Two spyware bills pass U.S. House

WASHINGTON - Two bills focusing on spyware overwhelmingly passed the U.S. House of Representatives late Monday, including one that requires many software programs collecting personal information to get permission before doing so.

The Securely Protect Yourself Against Cyber Trespass Act, or Spy Act, also would outlaw the act of taking over a computer in order to send unauthorized information or code, and diverting a Web browser without the permission of the computer owner. The bill, which passed the House by a vote of 393-4, prohibits Web advertising that computer users cannot close "without undue effort" or without shutting down the computer, and it prohibits collecting personal information through keystroke logging.

A second bill, the Internet Spyware Prevention Act, or I-Spy Act, sets jail terms of up to five years for a person who uses spyware to access a computer without authorization and uses the computer to commit another federal crime. The I-Spy Act also would allow a jail term of up to two years for a person who uses spyware to obtain someone else's personal information or to defeat security protections on a computer with the intent of defrauding or injuring the computer owner.

The I-Spy Act, sponsored by Virginia Republican Representative Bob Goodlatte, passed the House by a vote of 395-1. Both bills would have to pass the U.S. Senate and be signed by President George Bush to become law. Both bills passed the House in October, but failed to make it through the Senate.

The Spy Act, sponsored by California Republican Representative Mary Bono, would allow fines of up to $3 million for spyware-like activity such as delivering unauthorized software to a computer or hijacking a Web browser. Security software updates are exempted from the Spy Act.

Unlike an older Bono bill, this version of the Spy Act doesn't attempt to define spyware, but outlaws several actions commonly associated with spyware.

An earlier Bono spyware bill, introduced in July 2003, broadly prohibited and defined spyware. Some software vendors, including those that market antivirus update software, objected that the definition was overly broad and could subject their services to fines.

Microsoft  issued a statement praising both new bills as providing "important tools in the battle against spyware and other deceptive software." But Microsoft also called for the Senate to include language that would protect vendors of antispyware software from lawsuits by companies distributing spyware. Two antispyware companies have been sued by firms asking that their software not be removed from users' computers, with Claria, a distributor of pop-up advertising formerly known as Gator, filing a lawsuit against PC Pitstop in September 2003. This year, Claria also asked Computer Associates International  to stop its PestPatrol software from deleting Claria ad-targeting software, but CA refused.

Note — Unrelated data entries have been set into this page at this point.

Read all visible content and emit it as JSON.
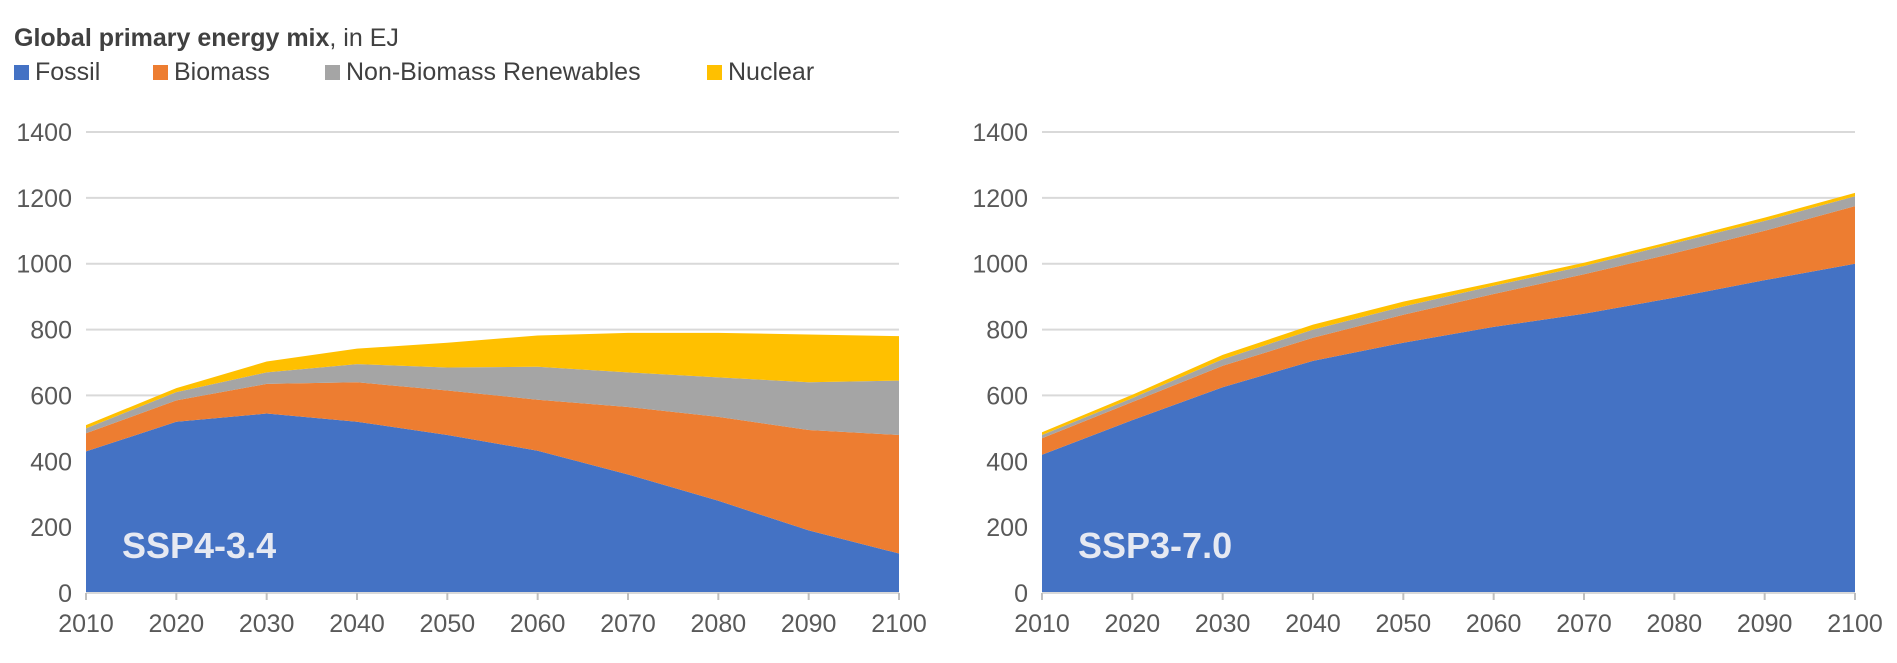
{
  "title": {
    "bold": "Global primary energy mix",
    "rest": ", in EJ"
  },
  "legend": [
    {
      "label": "Fossil",
      "color": "#4472C4"
    },
    {
      "label": "Biomass",
      "color": "#ED7D31"
    },
    {
      "label": "Non-Biomass Renewables",
      "color": "#A5A5A5"
    },
    {
      "label": "Nuclear",
      "color": "#FFC000"
    }
  ],
  "chart_data": [
    {
      "type": "area",
      "stacked": true,
      "scenario_label": "SSP4-3.4",
      "x": [
        2010,
        2020,
        2030,
        2040,
        2050,
        2060,
        2070,
        2080,
        2090,
        2100
      ],
      "ylim": [
        0,
        1400
      ],
      "yticks": [
        0,
        200,
        400,
        600,
        800,
        1000,
        1200,
        1400
      ],
      "grid": true,
      "series": [
        {
          "name": "Fossil",
          "values": [
            430,
            520,
            545,
            520,
            480,
            432,
            360,
            280,
            190,
            120
          ]
        },
        {
          "name": "Biomass",
          "values": [
            55,
            65,
            90,
            120,
            135,
            155,
            205,
            255,
            305,
            360
          ]
        },
        {
          "name": "Non-Biomass Renewables",
          "values": [
            15,
            25,
            35,
            55,
            70,
            100,
            105,
            120,
            145,
            165
          ]
        },
        {
          "name": "Nuclear",
          "values": [
            10,
            12,
            33,
            47,
            75,
            95,
            120,
            135,
            145,
            135
          ]
        }
      ]
    },
    {
      "type": "area",
      "stacked": true,
      "scenario_label": "SSP3-7.0",
      "x": [
        2010,
        2020,
        2030,
        2040,
        2050,
        2060,
        2070,
        2080,
        2090,
        2100
      ],
      "ylim": [
        0,
        1400
      ],
      "yticks": [
        0,
        200,
        400,
        600,
        800,
        1000,
        1200,
        1400
      ],
      "grid": true,
      "series": [
        {
          "name": "Fossil",
          "values": [
            420,
            525,
            625,
            705,
            760,
            808,
            848,
            897,
            950,
            1000
          ]
        },
        {
          "name": "Biomass",
          "values": [
            50,
            55,
            65,
            70,
            85,
            100,
            120,
            135,
            150,
            175
          ]
        },
        {
          "name": "Non-Biomass Renewables",
          "values": [
            10,
            12,
            20,
            25,
            25,
            25,
            25,
            30,
            30,
            30
          ]
        },
        {
          "name": "Nuclear",
          "values": [
            8,
            10,
            13,
            15,
            15,
            10,
            10,
            8,
            10,
            10
          ]
        }
      ]
    }
  ]
}
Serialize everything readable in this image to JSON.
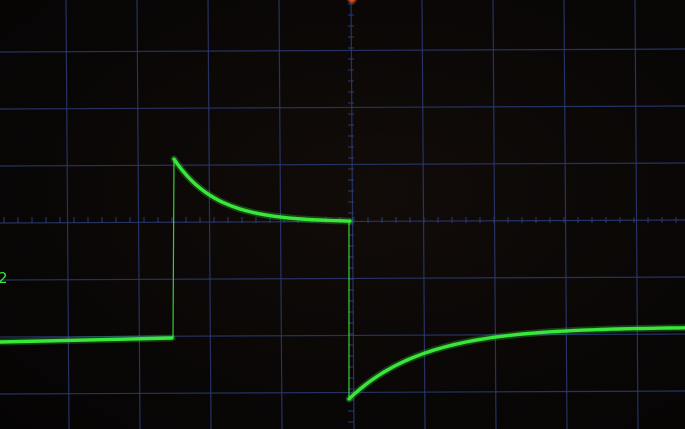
{
  "screen": {
    "grid_color": "#2b3a73",
    "trace_color": "#39e63a",
    "background_color": "#0a0706"
  },
  "channel_label": "2",
  "trigger_marker": {
    "icon": "trigger-position-dot",
    "color": "#ff5a1f"
  },
  "grid": {
    "horizontal_divisions": 10,
    "vertical_divisions": 8
  }
}
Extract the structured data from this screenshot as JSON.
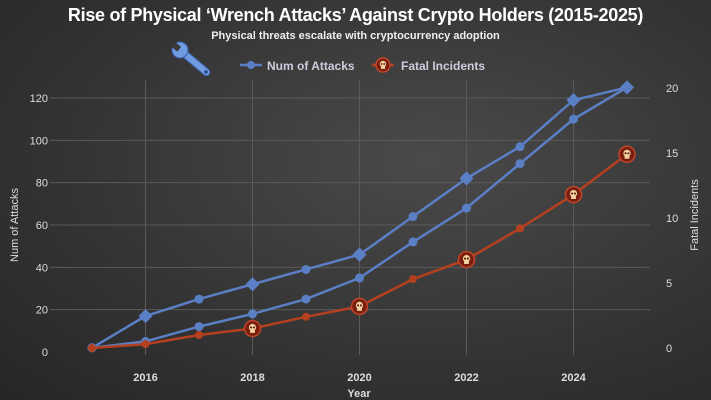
{
  "chart_data": {
    "type": "line",
    "title": "Rise of Physical ‘Wrench Attacks’ Against Crypto Holders (2015-2025)",
    "subtitle": "Physical threats escalate with cryptocurrency adoption",
    "xlabel": "Year",
    "ylabel_left": "Num of Attacks",
    "ylabel_right": "Fatal Incidents",
    "x": [
      2015,
      2016,
      2017,
      2018,
      2019,
      2020,
      2021,
      2022,
      2023,
      2024,
      2025
    ],
    "x_ticks": [
      "2016",
      "2018",
      "2020",
      "2022",
      "2024"
    ],
    "ylim_left": [
      0,
      125
    ],
    "yticks_left": [
      "0",
      "20",
      "40",
      "60",
      "80",
      "100",
      "120"
    ],
    "ylim_right": [
      0,
      20.8
    ],
    "yticks_right": [
      "0",
      "5",
      "10",
      "15",
      "20"
    ],
    "grid": true,
    "legend_placement": "top-center",
    "series": [
      {
        "name": "Num of Attacks",
        "axis": "left",
        "color": "#5b7fc4",
        "marker": "circle",
        "values": [
          2,
          5,
          12,
          18,
          25,
          35,
          52,
          68,
          89,
          110,
          125
        ]
      },
      {
        "axis": "left",
        "color": "#5b7fc4",
        "marker": "diamond",
        "values": [
          2,
          17,
          25,
          32,
          39,
          46,
          64,
          82,
          97,
          119,
          125
        ]
      },
      {
        "name": "Fatal Incidents",
        "axis": "right",
        "color": "#b5401f",
        "marker": "skull",
        "values": [
          0,
          0.3,
          1,
          1.5,
          2.4,
          3.2,
          5.3,
          6.8,
          9.2,
          11.8,
          14.9
        ]
      }
    ],
    "decoration_icon": "wrench-icon"
  }
}
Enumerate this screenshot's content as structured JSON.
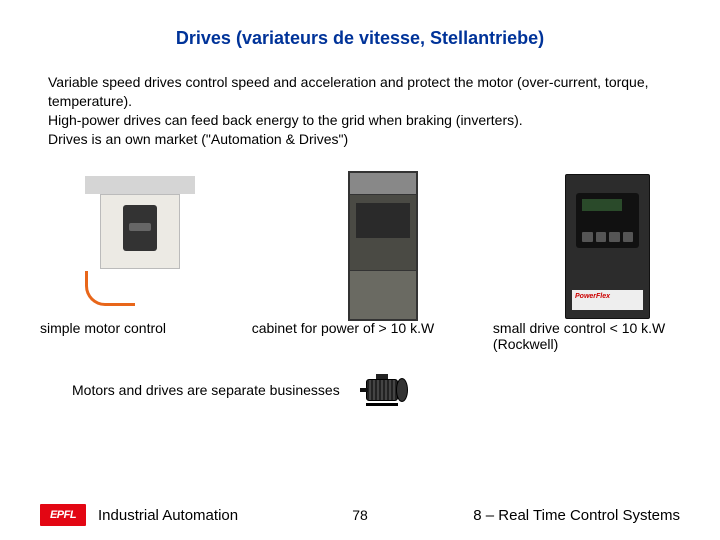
{
  "title": "Drives (variateurs de vitesse, Stellantriebe)",
  "paragraph": "Variable speed drives control speed and acceleration and protect the motor (over-current, torque, temperature).\nHigh-power drives can feed back energy to the grid when braking (inverters).\nDrives is an own market (\"Automation & Drives\")",
  "captions": {
    "c1": "simple motor control",
    "c2": "cabinet for power of > 10 k.W",
    "c3": "small drive control < 10 k.W (Rockwell)"
  },
  "device3_label": "PowerFlex",
  "separate_text": "Motors and drives are separate businesses",
  "footer": {
    "logo_text": "EPFL",
    "title": "Industrial Automation",
    "page": "78",
    "right": "8 – Real Time Control Systems"
  },
  "colors": {
    "title": "#003399",
    "logo_bg": "#e30613",
    "cable": "#e8661a"
  }
}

Microsoft released its own Windows AntiSpyware software in January. "In its current form, these bills leave companies that are responding to consumer demand for strong antispyware tools vulnerable to frivolous lawsuits brought by the very companies responsible for the proliferation of spyware and other deceptive software," Jack Krumholtz, managing director of federal government affairs for Microsoft, said in a statement.